03 DE AGOSTO DE 2022
OPINIÃO DA RBS
FORMAR COM QUALIDADE
A proliferação acelerada de cursos de educação a distância (EaD) no Ensino Superior merece mais atenção. Não se trata de depreciar o sistema em si, que em muitos países é bem empregado, de forma complementar, voltado à inclusão. Mesmo no Brasil, inclusive no Rio Grande do Sul, há instituições reconhecidas que também oferecem o modelo, zelando pela qualidade. Mas os números apresentados em reportagem de Marcel Hartmann publicada ontem em Zero Hora são eloquentes ao ilustrar uma propagação, ao que parece, bem além do razoável. É um fato que exige um acompanhamento e uma fiscalização mais rígidos quanto à formação proporcionada e mesmo em relação a novas autorizações para oferecer a modalidade.

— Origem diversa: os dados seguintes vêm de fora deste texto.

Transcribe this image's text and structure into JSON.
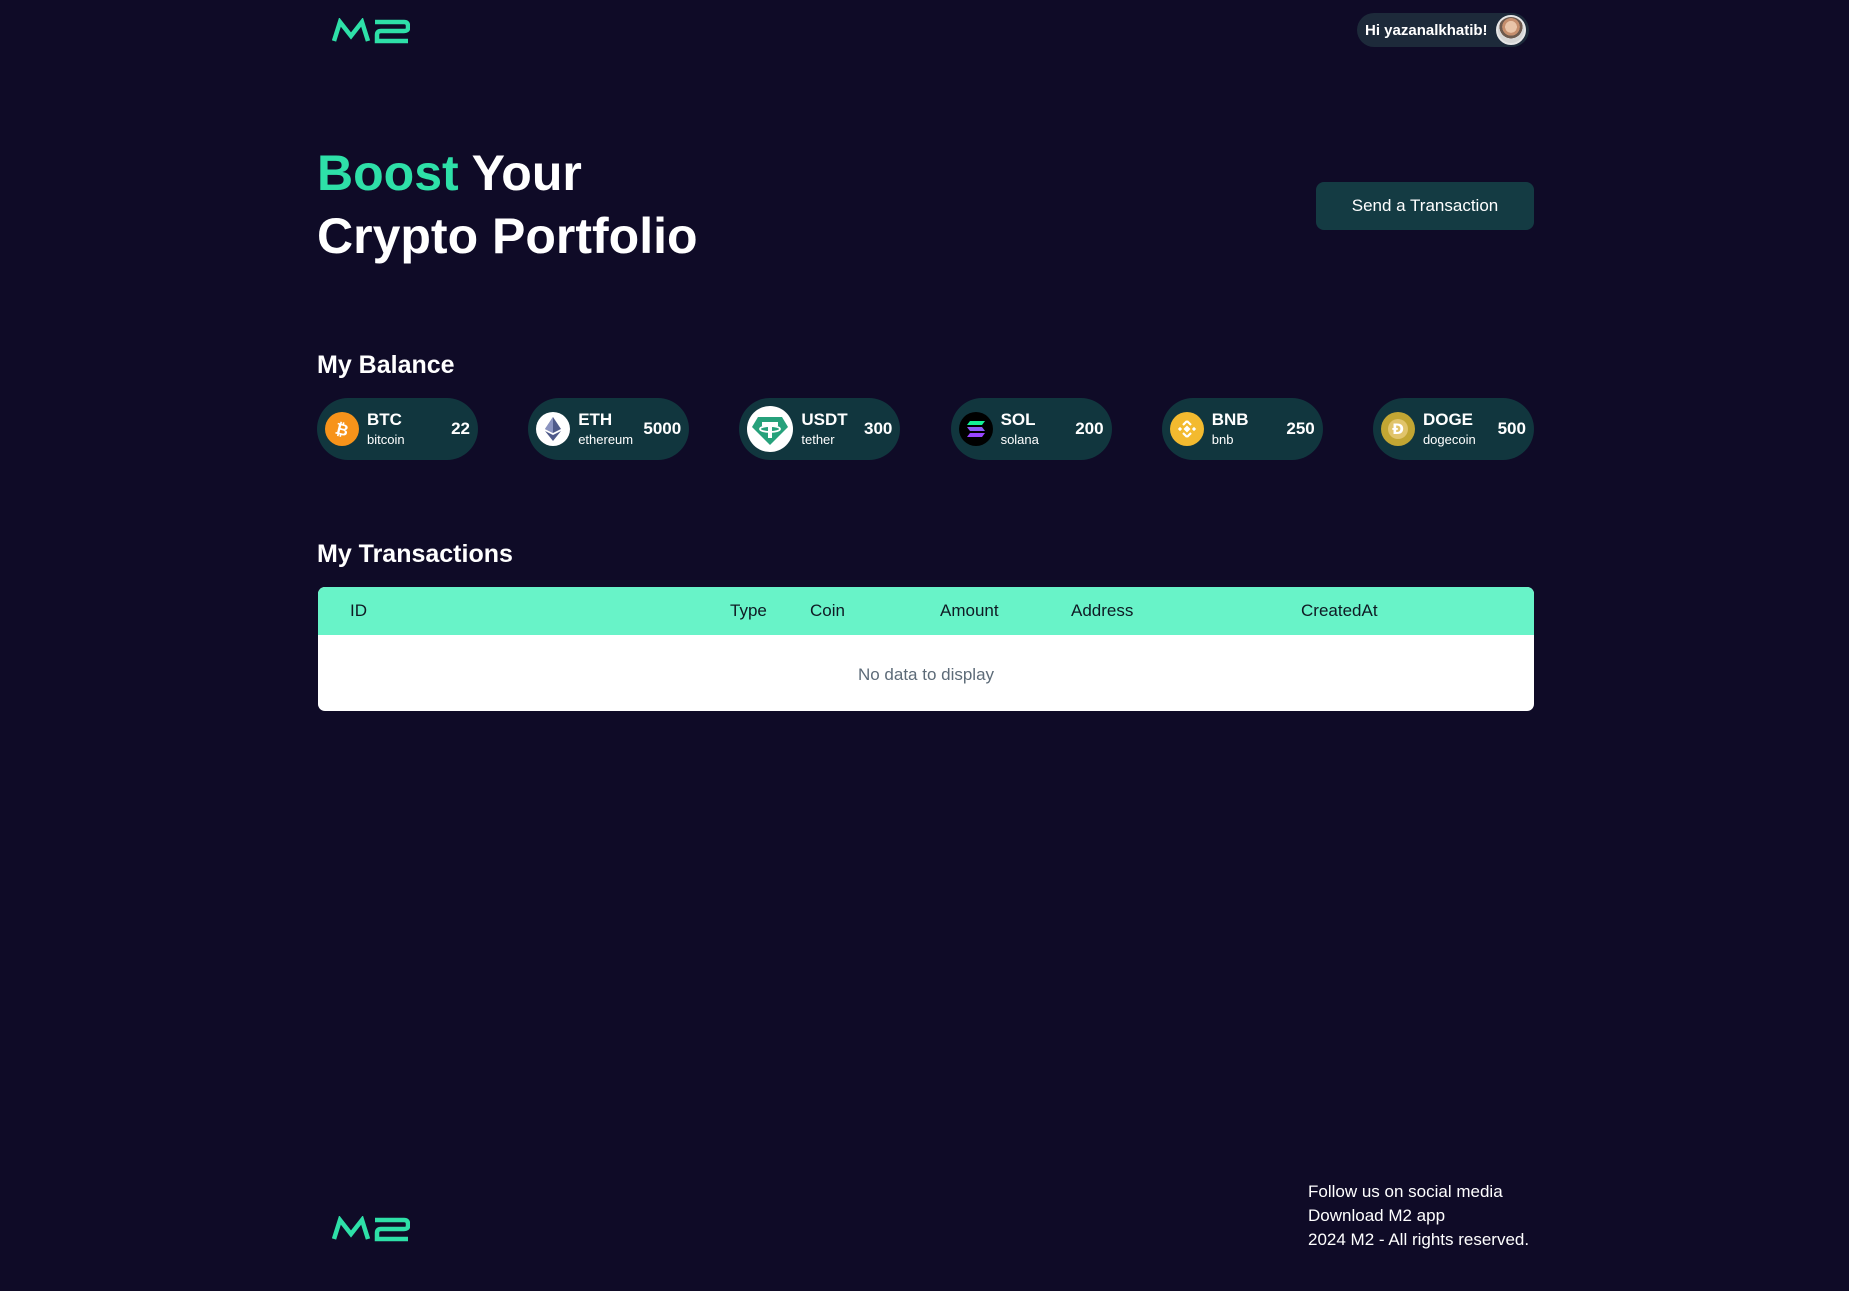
{
  "header": {
    "logo_text": "M2",
    "greeting": "Hi yazanalkhatib!",
    "avatar_icon": "user-avatar"
  },
  "hero": {
    "title_accent": "Boost",
    "title_rest_line1": "Your",
    "title_line2": "Crypto Portfolio",
    "send_button_label": "Send a Transaction"
  },
  "balance": {
    "title": "My Balance",
    "coins": [
      {
        "symbol": "BTC",
        "name": "bitcoin",
        "amount": "22",
        "icon": "bitcoin-icon",
        "color": "#f7931a"
      },
      {
        "symbol": "ETH",
        "name": "ethereum",
        "amount": "5000",
        "icon": "ethereum-icon",
        "color": "#ffffff"
      },
      {
        "symbol": "USDT",
        "name": "tether",
        "amount": "300",
        "icon": "tether-icon",
        "color": "#26a17b"
      },
      {
        "symbol": "SOL",
        "name": "solana",
        "amount": "200",
        "icon": "solana-icon",
        "color": "#000000"
      },
      {
        "symbol": "BNB",
        "name": "bnb",
        "amount": "250",
        "icon": "bnb-icon",
        "color": "#f3ba2f"
      },
      {
        "symbol": "DOGE",
        "name": "dogecoin",
        "amount": "500",
        "icon": "dogecoin-icon",
        "color": "#c2a633"
      }
    ]
  },
  "transactions": {
    "title": "My Transactions",
    "columns": [
      "ID",
      "Type",
      "Coin",
      "Amount",
      "Address",
      "CreatedAt"
    ],
    "empty_text": "No data to display"
  },
  "footer": {
    "logo_text": "M2",
    "links": [
      "Follow us on social media",
      "Download M2 app",
      "2024 M2 - All rights reserved."
    ]
  },
  "colors": {
    "background": "#0f0b27",
    "accent": "#2ee0a8",
    "table_header": "#68f3c8",
    "card": "#11363e"
  }
}
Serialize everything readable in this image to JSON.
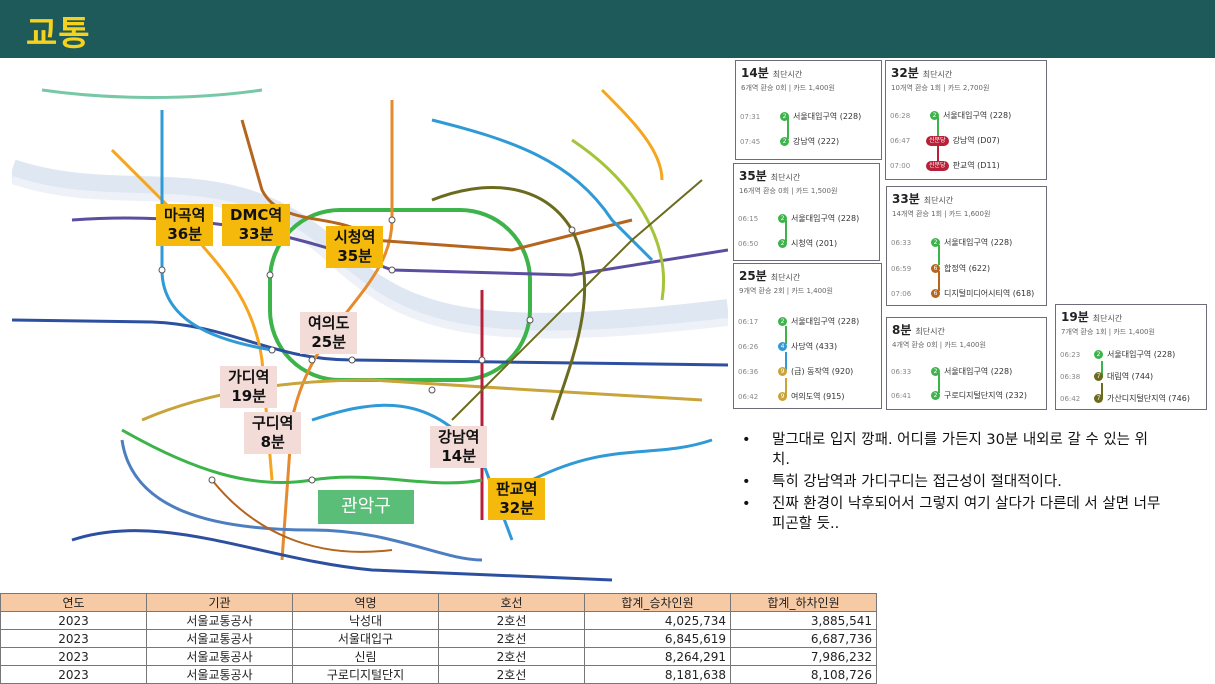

Em um intervalo de 10 anos, a oferta de cursos a distância cresceu 486%, enquanto a de presenciais subiu somente 22%. Dos 8,7 milhões de universitários existentes no país, 3,1 milhões já estudam de maneira remota. Recente nota técnica do Todos pela Educação apontou que, de 2010 a 2020, a quantidade de concluintes em faculdades privadas voltadas à formação de professores saltou 110% na modalidade EaD, enquanto na presencial diminuiu. Hoje, seis em cada 10 docentes que chegam ao mercado de trabalho foram preparados de maneira virtual.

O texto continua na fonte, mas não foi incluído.